Protein-protein interactions: investigating the chemical interactions of a protease and its substrate.
Proteins are linear chains of amino acids. The protein backbone is made up of the same repeating group over and over again, only the side chains coming off are different. Proteases are proteins themselves, more specifically they are enzymes, and these enzymes cleave the protein backbone. However proteases don’t cleave every protein they come into contact with, they are very specific for their protein targets. When a protease does cleaves, it always cleaves at a very specific place, even though the backbone is the same everywhere. The reasoning for the difference in protease cleavage patterns is therefore not always known.

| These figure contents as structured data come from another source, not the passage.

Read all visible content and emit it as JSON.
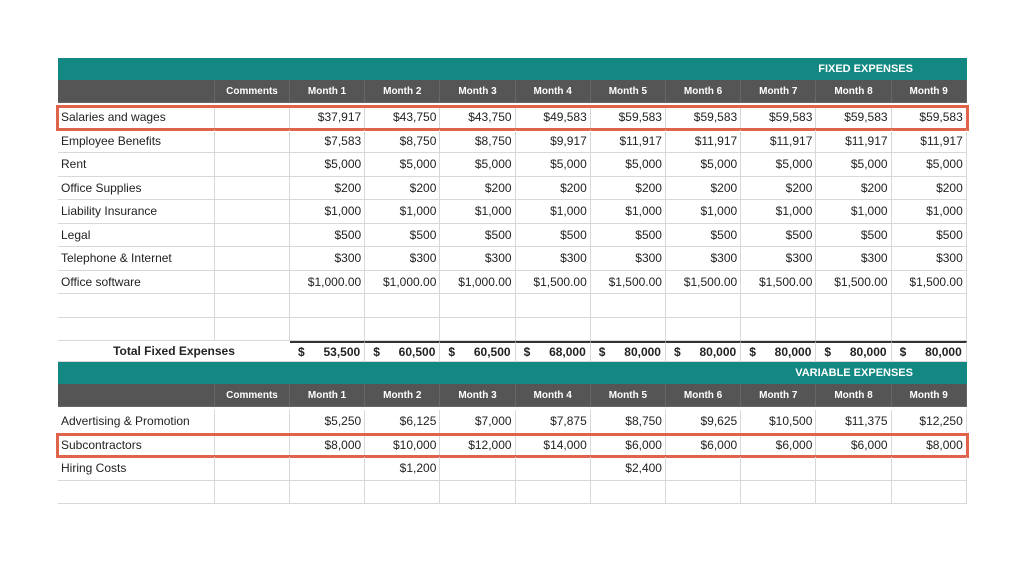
{
  "sections": [
    {
      "title": "FIXED EXPENSES",
      "header": {
        "comments": "Comments",
        "months": [
          "Month 1",
          "Month 2",
          "Month 3",
          "Month 4",
          "Month 5",
          "Month 6",
          "Month 7",
          "Month 8",
          "Month 9"
        ]
      },
      "rows": [
        {
          "label": "Salaries and wages",
          "highlight": true,
          "values": [
            "$37,917",
            "$43,750",
            "$43,750",
            "$49,583",
            "$59,583",
            "$59,583",
            "$59,583",
            "$59,583",
            "$59,583"
          ]
        },
        {
          "label": "Employee Benefits",
          "values": [
            "$7,583",
            "$8,750",
            "$8,750",
            "$9,917",
            "$11,917",
            "$11,917",
            "$11,917",
            "$11,917",
            "$11,917"
          ]
        },
        {
          "label": "Rent",
          "values": [
            "$5,000",
            "$5,000",
            "$5,000",
            "$5,000",
            "$5,000",
            "$5,000",
            "$5,000",
            "$5,000",
            "$5,000"
          ]
        },
        {
          "label": "Office Supplies",
          "values": [
            "$200",
            "$200",
            "$200",
            "$200",
            "$200",
            "$200",
            "$200",
            "$200",
            "$200"
          ]
        },
        {
          "label": "Liability Insurance",
          "values": [
            "$1,000",
            "$1,000",
            "$1,000",
            "$1,000",
            "$1,000",
            "$1,000",
            "$1,000",
            "$1,000",
            "$1,000"
          ]
        },
        {
          "label": "Legal",
          "values": [
            "$500",
            "$500",
            "$500",
            "$500",
            "$500",
            "$500",
            "$500",
            "$500",
            "$500"
          ]
        },
        {
          "label": "Telephone & Internet",
          "values": [
            "$300",
            "$300",
            "$300",
            "$300",
            "$300",
            "$300",
            "$300",
            "$300",
            "$300"
          ]
        },
        {
          "label": "Office software",
          "values": [
            "$1,000.00",
            "$1,000.00",
            "$1,000.00",
            "$1,500.00",
            "$1,500.00",
            "$1,500.00",
            "$1,500.00",
            "$1,500.00",
            "$1,500.00"
          ]
        }
      ],
      "total": {
        "label": "Total Fixed Expenses",
        "currency": "$",
        "amounts": [
          "53,500",
          "60,500",
          "60,500",
          "68,000",
          "80,000",
          "80,000",
          "80,000",
          "80,000",
          "80,000"
        ]
      }
    },
    {
      "title": "VARIABLE EXPENSES",
      "header": {
        "comments": "Comments",
        "months": [
          "Month 1",
          "Month 2",
          "Month 3",
          "Month 4",
          "Month 5",
          "Month 6",
          "Month 7",
          "Month 8",
          "Month 9"
        ]
      },
      "rows": [
        {
          "label": "Advertising & Promotion",
          "values": [
            "$5,250",
            "$6,125",
            "$7,000",
            "$7,875",
            "$8,750",
            "$9,625",
            "$10,500",
            "$11,375",
            "$12,250"
          ]
        },
        {
          "label": "Subcontractors",
          "highlight": true,
          "values": [
            "$8,000",
            "$10,000",
            "$12,000",
            "$14,000",
            "$6,000",
            "$6,000",
            "$6,000",
            "$6,000",
            "$8,000"
          ]
        },
        {
          "label": "Hiring Costs",
          "values": [
            null,
            "$1,200",
            null,
            null,
            "$2,400",
            null,
            null,
            null,
            null
          ]
        }
      ]
    }
  ]
}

My research focuses on a protease called DegQ, and looks to determine the specific interactions the protease makes with its substrate which dictates where to cleave along the backbone. We perform experiments with the DegQ protease in vitro, or outside the cell, monitoring its cleavage with substrate. All proteins are made from a DNA template, or its gene. We employ molecular cloning to acquire the gene, which we can insert into bacteria, and exploit the bacterial machinery to make our protein. We then purify this protein to remove all other contaminants found in the bacteria. We can then start performing reactions with the protease to obtain data. Therefore, my research sits at the interface of biology and chemistry, we employ techniques of both disciplines. You will therefore gain a very good understanding of biology and chemistry, however you will be able to participate even if you have taken nothing higher than general chemistry or general biology.